Uncovering someplace's authenticity requires a keen eye for not just the exceptionally novel but also the unexceptionally mundane, sharp ears for the drones, buzzes, and trickles, a mind open to the impossible and continuously questioning the acceptable. I don't need to tell you how hard of an exercise this is in our times. It's too easy to travel Asia with the precise scheduling of a guide, or even to trace the same route to work every day without raising your head from the concrete. The idea is to be alert, but in our daily grind, scheduled down to the second, we barely have time for ourselves, let alone notice our surroundings.

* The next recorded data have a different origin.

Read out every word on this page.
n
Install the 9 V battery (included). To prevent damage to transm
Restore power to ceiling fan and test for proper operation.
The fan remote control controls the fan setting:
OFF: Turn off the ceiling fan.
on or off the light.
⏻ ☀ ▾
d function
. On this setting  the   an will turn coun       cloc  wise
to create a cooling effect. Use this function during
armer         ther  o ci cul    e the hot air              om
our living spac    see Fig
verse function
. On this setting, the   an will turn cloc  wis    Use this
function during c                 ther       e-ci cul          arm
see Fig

I was deeply touched by Gene Weingarten's article for the Washington Post, in which he conducted a fascinating experiment testing people's perceptiveness of beauty displaced in an extraordinary context. He placed Joshua Bell, arguably the world's greatest living violinist, in a busy DC metro station during the morning commute with a $3 million dollar violin and a repertoire of Bach's most revered work. Every one of the 1000 passerbys in the next hour had a choice to make, "Do you stop and listen? Do you hurry past with a blend of guilt and irritation, aware of your cupidity but annoyed by the unbidden demand on your time and your wallet? Do you throw in a buck, just to be polite? Do you have time for beauty? Shouldn't you? What's the moral mathematics of the moment?" In the 45 minutes that he played, only seven people stopped and took notice of the music, 27 people gave money for a total of $32.17, while thousands rushed past oblivious to having been in the presence of a musician who had just played for the President the night before. Watch the video below.



If even Joshua Bell gets lost in the shuffle, what about all the smaller beautiful things that can enrich us if we only let them? Rhetoric is great but what's important is application when it actually counts. For having read this article, we are the lucky ones, because we are still on that commute. In time my goal is to not just experience the authenticity of exotic travels, but of the raw life breathing around me every day.

I leave for Beijing tomorrow afternoon. The start of another chapter and goodbye to Singapore!